Appellants urge in argument, as their principal reasons why this court should reverse the judgment of the trial court, that the weight of the evidence is against the contention of appellee, and that the court erred in failing to give the fourth and fifth instructions proffered by appellants.

The probative force of the evidence is primarily for the determination of the jury, and where we are unable to say, from the evidence in the record, that the verdict is contrary to the weight of evidence, we are not authorized to disturb it. The jury saw the witnesses and observed their conduct while upon the witness stand, their manner of testifying, their apparent bias or prejudice, if any was disclosed, their frankness and honesty, or lack of either, if apparent, and were therefore better able to judge than we where credence should be accorded and as to which of the witnesses were most worthy of belief—opportunities not available to a court of review. A careful perusal of the evidence satisfies us that the contentions of appellee find ample support in the proof. He bought the forty-*146one shares of stock in the Porter Coinometer Company, which appellants in writing represented they owned, and paid to them the agreed price. The stock was represented as their own, and they agreed to assign and deliver certificates representing the forty-one shares. It is not a case of sale of treasury stock, or any other stock, or a subscription to the stock of the corporation, but for stock which appellants claimed to own, and in faith and reliance upon which representation appellee parted with $1,250, which appellants received. In writing and verbally, appellants promised to deliver the stock, and to Judge Pinckney set the day when the promise should be fulfilled.

The arguments and citation of authorities by appellants are pointless as applied to these facts. Appellee was clearly entitled to either one of two things—to have the money paid refunded or the stock bargained and paid for assigned and delivered. Whatever may be the law on the subject of what certificates of stock are evidence of, is beside the question here. Appellee had no dealings with the corporation; there is no privity of contract between them. The corporation is under no obligation whatever to appellee in relation to the forty-one shares of stock.

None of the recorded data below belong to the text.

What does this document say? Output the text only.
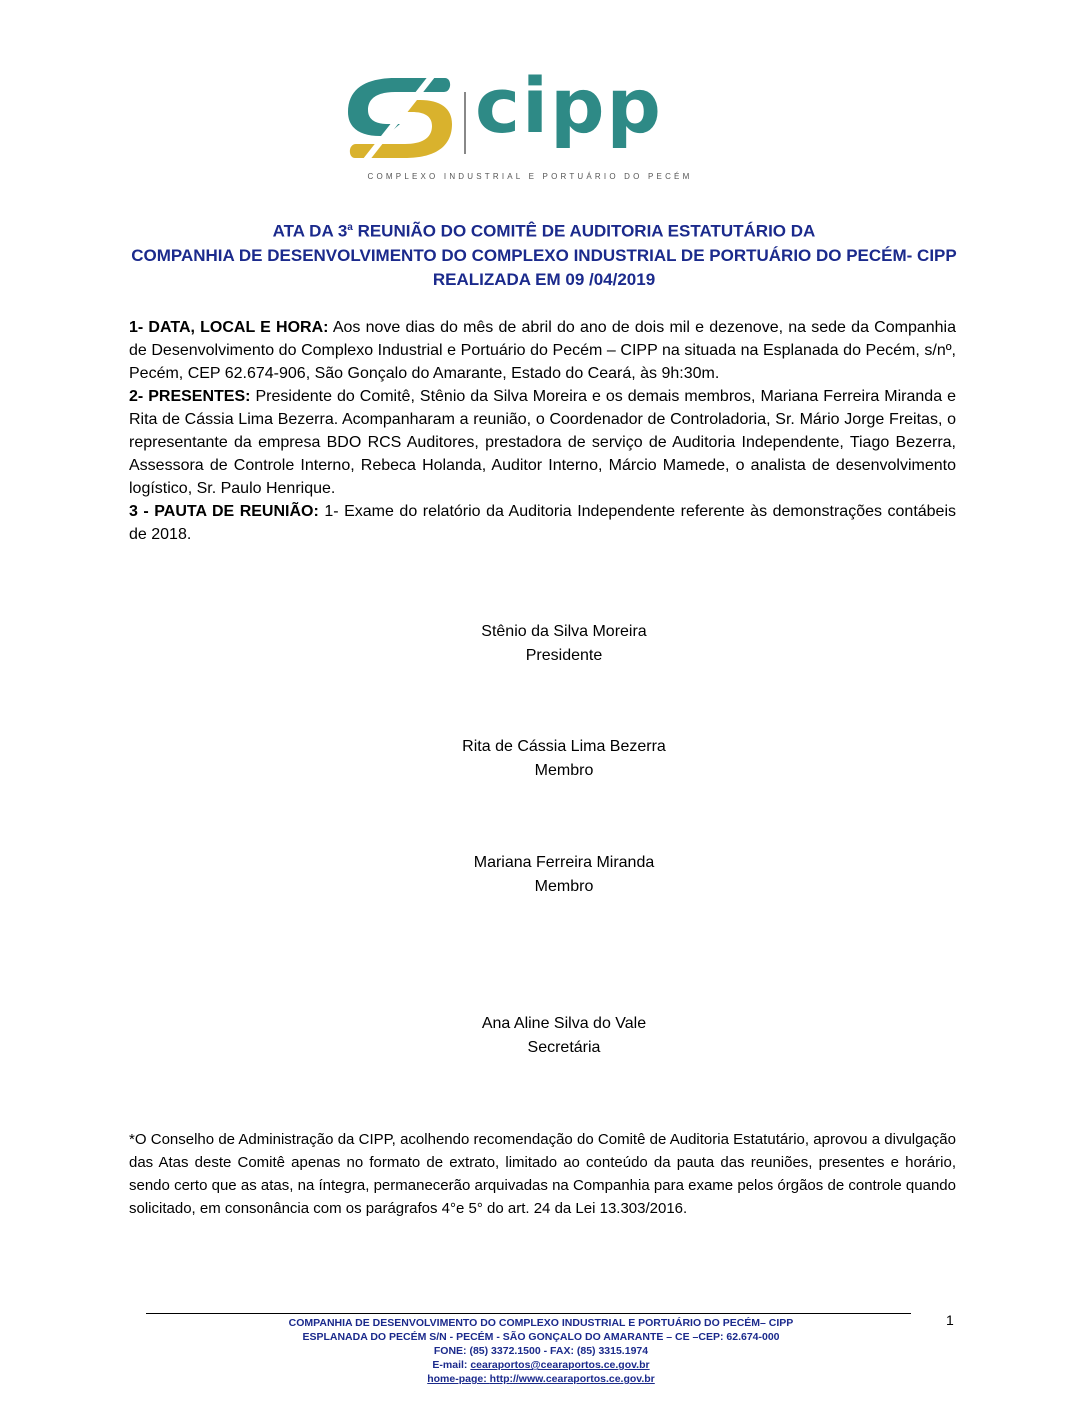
cipp
COMPLEXO INDUSTRIAL E PORTUÁRIO DO PECÉM
ATA DA 3$^a$ REUNIÃO DO COMITÊ DE AUDITORIA ESTATUTÁRIO DA
COMPANHIA DE DESENVOLVIMENTO DO COMPLEXO INDUSTRIAL DE PORTUÁRIO DO PECÉM- CIPP
REALIZADA EM 09 /04/2019

1- DATA, LOCAL E HORA: Aos nove dias do mês de abril do ano de dois mil e dezenove, na sede da Companhia de Desenvolvimento do Complexo Industrial e Portuário do Pecém – CIPP na situada na Esplanada do Pecém, s/nº, Pecém, CEP 62.674-906, São Gonçalo do Amarante, Estado do Ceará, às 9h:30m.

2- PRESENTES: Presidente do Comitê, Stênio da Silva Moreira e os demais membros, Mariana Ferreira Miranda e Rita de Cássia Lima Bezerra. Acompanharam a reunião, o Coordenador de Controladoria, Sr. Mário Jorge Freitas, o representante da empresa BDO RCS Auditores, prestadora de serviço de Auditoria Independente, Tiago Bezerra, Assessora de Controle Interno, Rebeca Holanda, Auditor Interno, Márcio Mamede, o analista de desenvolvimento logístico, Sr. Paulo Henrique.

3 - PAUTA DE REUNIÃO: 1- Exame do relatório da Auditoria Independente referente às demonstrações contábeis de 2018.

Stênio da Silva Moreira
Presidente
Rita de Cássia Lima Bezerra
Membro
Mariana Ferreira Miranda
Membro
Ana Aline Silva do Vale
Secretária
*O Conselho de Administração da CIPP, acolhendo recomendação do Comitê de Auditoria Estatutário, aprovou a divulgação das Atas deste Comitê apenas no formato de extrato, limitado ao conteúdo da pauta das reuniões, presentes e horário, sendo certo que as atas, na íntegra, permanecerão arquivadas na Companhia para exame pelos órgãos de controle quando solicitado, em consonância com os parágrafos 4°e 5° do art. 24 da Lei 13.303/2016.
COMPANHIA DE DESENVOLVIMENTO DO COMPLEXO INDUSTRIAL E PORTUÁRIO DO PECÉM– CIPP
ESPLANADA DO PECÉM S/N - PECÉM - SÃO GONÇALO DO AMARANTE – CE –CEP: 62.674-000
FONE: (85) 3372.1500 - FAX: (85) 3315.1974
E-mail: cearaportos@cearaportos.ce.gov.br
home-page: http://www.cearaportos.ce.gov.br
1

His contract is with appellants, and to appellants only can he look for redress. If the corporation owed appellee the stock, the authorities cited by counsel for appellants would have some application, but in the situation of the parties to this bargain and sale they are not applicable.

There is no harmful error in the rulings of the court, either in the admission or rejection of evidence complained about, prejudicially affecting the rights of appellants.

We think the court properly refused to give the fourth and fifth instructions tendered by appellants. They were both calculated to mislead the jury, by asking them to decide matter immaterial to the issues and not warranted by the evidence. Title.to these forty-one shares owned by appellants could not pass *147in a way which would bind the corporation, except by appellants indorsing and delivering the certificates representing the stock to appellee. In some aspects these instructions seem to submit questions of law for the decision of the jury. This is contrary to precedent. The law is for the court, and the facts for the jury to decide. Whether title to the stock passed is a question of law, to be determined by the court upon facts found by the jury.

There is no error in this record calling for an interference with the judgment of the Superior Court, and it is therefore affirmed.